As Simon broke away to discuss maintenance of the church organ and answer questions from the project’s architect, Paul Heighway, parishioners enjoying coffee and cake spoke fondly of the vicar and his wife who will leave them before the end of February.
They’ll miss him. And Simon? “I try not to get emotional, but it will be strange that this is my last Christmas here.
“Dartmouth is fantastic. Here it is still possible to see the Church as part of the community, something that has been lost elsewhere because churches are locked up all day. As the vicar, and as the rector of Dittisham, I have been involved in so many things that I have enjoyed, like being a school governor for example. The Church has taken me into other aspects of life, not just ministering to the congregation.”
He added: “Dartmouth people are great and they come in a huge variety. There are locals who have lived here all their lives, some who have moved here, and some who have done great things with their lives, and brought that experience here to enrich the town.
“I will always remember it very happily – it has never failed to be interesting, not least because of some amazing funerals.
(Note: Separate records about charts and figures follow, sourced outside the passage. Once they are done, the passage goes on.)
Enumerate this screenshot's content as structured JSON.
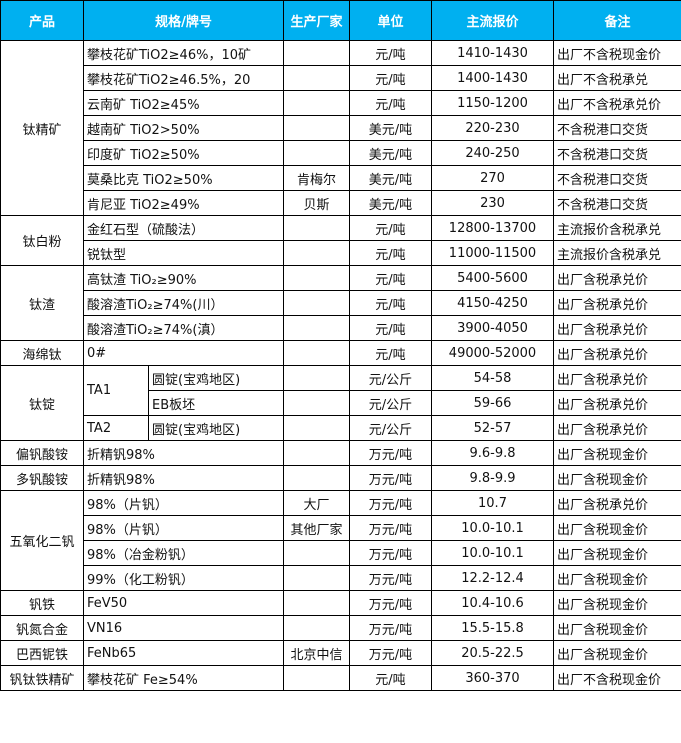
{
  "header": {
    "product": "产品",
    "spec": "规格/牌号",
    "maker": "生产厂家",
    "unit": "单位",
    "price": "主流报价",
    "note": "备注"
  },
  "colors": {
    "header_bg": "#00B0F0",
    "header_text": "#ffffff",
    "border": "#000000"
  },
  "groups": [
    {
      "product": "钛精矿",
      "rows": [
        {
          "spec": "攀枝花矿TiO2≥46%，10矿",
          "maker": "",
          "unit": "元/吨",
          "price": "1410-1430",
          "note": "出厂不含税现金价"
        },
        {
          "spec": "攀枝花矿TiO2≥46.5%，20",
          "maker": "",
          "unit": "元/吨",
          "price": "1400-1430",
          "note": "出厂不含税承兑"
        },
        {
          "spec": "云南矿 TiO2≥45%",
          "maker": "",
          "unit": "元/吨",
          "price": "1150-1200",
          "note": "出厂不含税承兑价"
        },
        {
          "spec": "越南矿 TiO2>50%",
          "maker": "",
          "unit": "美元/吨",
          "price": "220-230",
          "note": "不含税港口交货"
        },
        {
          "spec": "印度矿 TiO2≥50%",
          "maker": "",
          "unit": "美元/吨",
          "price": "240-250",
          "note": "不含税港口交货"
        },
        {
          "spec": "莫桑比克 TiO2≥50%",
          "maker": "肯梅尔",
          "unit": "美元/吨",
          "price": "270",
          "note": "不含税港口交货"
        },
        {
          "spec": "肯尼亚 TiO2≥49%",
          "maker": "贝斯",
          "unit": "美元/吨",
          "price": "230",
          "note": "不含税港口交货"
        }
      ]
    },
    {
      "product": "钛白粉",
      "rows": [
        {
          "spec": "金红石型（硫酸法）",
          "maker": "",
          "unit": "元/吨",
          "price": "12800-13700",
          "note": "主流报价含税承兑"
        },
        {
          "spec": "锐钛型",
          "maker": "",
          "unit": "元/吨",
          "price": "11000-11500",
          "note": "主流报价含税承兑"
        }
      ]
    },
    {
      "product": "钛渣",
      "rows": [
        {
          "spec": "高钛渣 TiO₂≥90%",
          "maker": "",
          "unit": "元/吨",
          "price": "5400-5600",
          "note": "出厂含税承兑价"
        },
        {
          "spec": "酸溶渣TiO₂≥74%(川）",
          "maker": "",
          "unit": "元/吨",
          "price": "4150-4250",
          "note": "出厂含税承兑价"
        },
        {
          "spec": "酸溶渣TiO₂≥74%(滇）",
          "maker": "",
          "unit": "元/吨",
          "price": "3900-4050",
          "note": "出厂含税承兑价"
        }
      ]
    },
    {
      "product": "海绵钛",
      "rows": [
        {
          "spec": "0#",
          "maker": "",
          "unit": "元/吨",
          "price": "49000-52000",
          "note": "出厂含税承兑价"
        }
      ]
    },
    {
      "product": "钛锭",
      "rows": [
        {
          "grade": "TA1",
          "spec": "圆锭(宝鸡地区)",
          "maker": "",
          "unit": "元/公斤",
          "price": "54-58",
          "note": "出厂含税承兑价"
        },
        {
          "grade": "TA1",
          "spec": "EB板坯",
          "maker": "",
          "unit": "元/公斤",
          "price": "59-66",
          "note": "出厂含税承兑价"
        },
        {
          "grade": "TA2",
          "spec": "圆锭(宝鸡地区)",
          "maker": "",
          "unit": "元/公斤",
          "price": "52-57",
          "note": "出厂含税承兑价"
        }
      ]
    },
    {
      "product": "偏钒酸铵",
      "rows": [
        {
          "spec": "折精钒98%",
          "maker": "",
          "unit": "万元/吨",
          "price": "9.6-9.8",
          "note": "出厂含税现金价"
        }
      ]
    },
    {
      "product": "多钒酸铵",
      "rows": [
        {
          "spec": "折精钒98%",
          "maker": "",
          "unit": "万元/吨",
          "price": "9.8-9.9",
          "note": "出厂含税现金价"
        }
      ]
    },
    {
      "product": "五氧化二钒",
      "rows": [
        {
          "spec": "98%（片钒）",
          "maker": "大厂",
          "unit": "万元/吨",
          "price": "10.7",
          "note": "出厂含税承兑价"
        },
        {
          "spec": "98%（片钒）",
          "maker": "其他厂家",
          "unit": "万元/吨",
          "price": "10.0-10.1",
          "note": "出厂含税现金价"
        },
        {
          "spec": "98%（冶金粉钒）",
          "maker": "",
          "unit": "万元/吨",
          "price": "10.0-10.1",
          "note": "出厂含税现金价"
        },
        {
          "spec": "99%（化工粉钒）",
          "maker": "",
          "unit": "万元/吨",
          "price": "12.2-12.4",
          "note": "出厂含税现金价"
        }
      ]
    },
    {
      "product": "钒铁",
      "rows": [
        {
          "spec": "FeV50",
          "maker": "",
          "unit": "万元/吨",
          "price": "10.4-10.6",
          "note": "出厂含税现金价"
        }
      ]
    },
    {
      "product": "钒氮合金",
      "rows": [
        {
          "spec": "VN16",
          "maker": "",
          "unit": "万元/吨",
          "price": "15.5-15.8",
          "note": "出厂含税现金价"
        }
      ]
    },
    {
      "product": "巴西铌铁",
      "rows": [
        {
          "spec": "FeNb65",
          "maker": "北京中信",
          "unit": "万元/吨",
          "price": "20.5-22.5",
          "note": "出厂含税现金价"
        }
      ]
    },
    {
      "product": "钒钛铁精矿",
      "rows": [
        {
          "spec": "攀枝花矿 Fe≥54%",
          "maker": "",
          "unit": "元/吨",
          "price": "360-370",
          "note": "出厂不含税现金价"
        }
      ]
    }
  ]
}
I will never forget the recent funeral of Trooper Brett Hall, which touched the whole community deeply. But there was one lady whose final wish was for a jazz band to be hidden within the church, who would emerge on cue playing the Charleston! It was a wonderful uplifting moment that suited her character and made everyone smile.”
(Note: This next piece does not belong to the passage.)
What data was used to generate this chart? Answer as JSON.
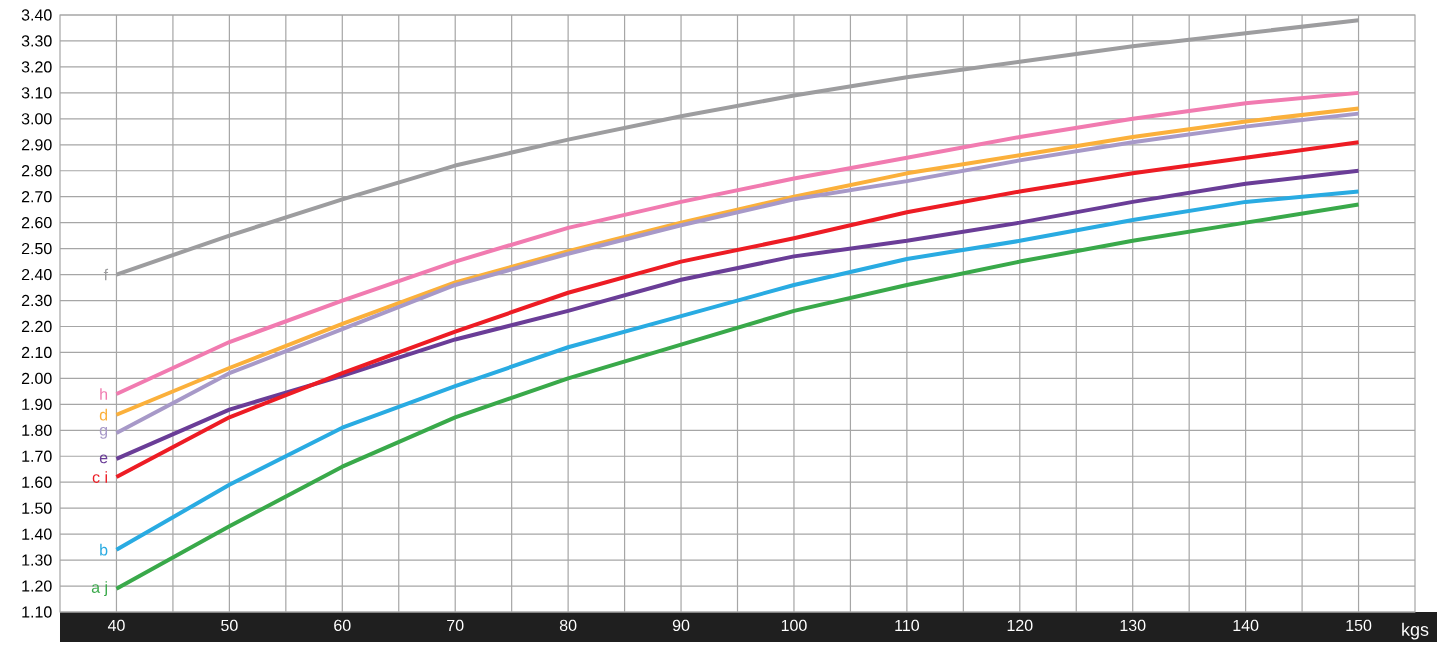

Simon is looking forward to all the Christmas services he will deliver for one last time this year, even the familiar dash back and forth between Dartmouth and Dittisham. But in the Wright household it will be an extra special festive season, because for the first time in many years both children will be home for Christmas – son Michael from his job as stage manager at the Theatre Royal in Glasgow, and daughter Becky, a photographer on cruise liners.
“I like to think that when the last Christmas Day service is done we’ll all settle down for a jolly afternoon – but I will probably be so tired I’ll come home and fall asleep. I am getting on you know!” he said.
“However our tradition is that we always go out for a big walk on Boxing Day to blow the cobwebs away – usually on the beach. It clears the head and we’ll certainly do that this year, all together.”
Rev Simon Wright’s last Sunday in Dartmouth will be on February 14th.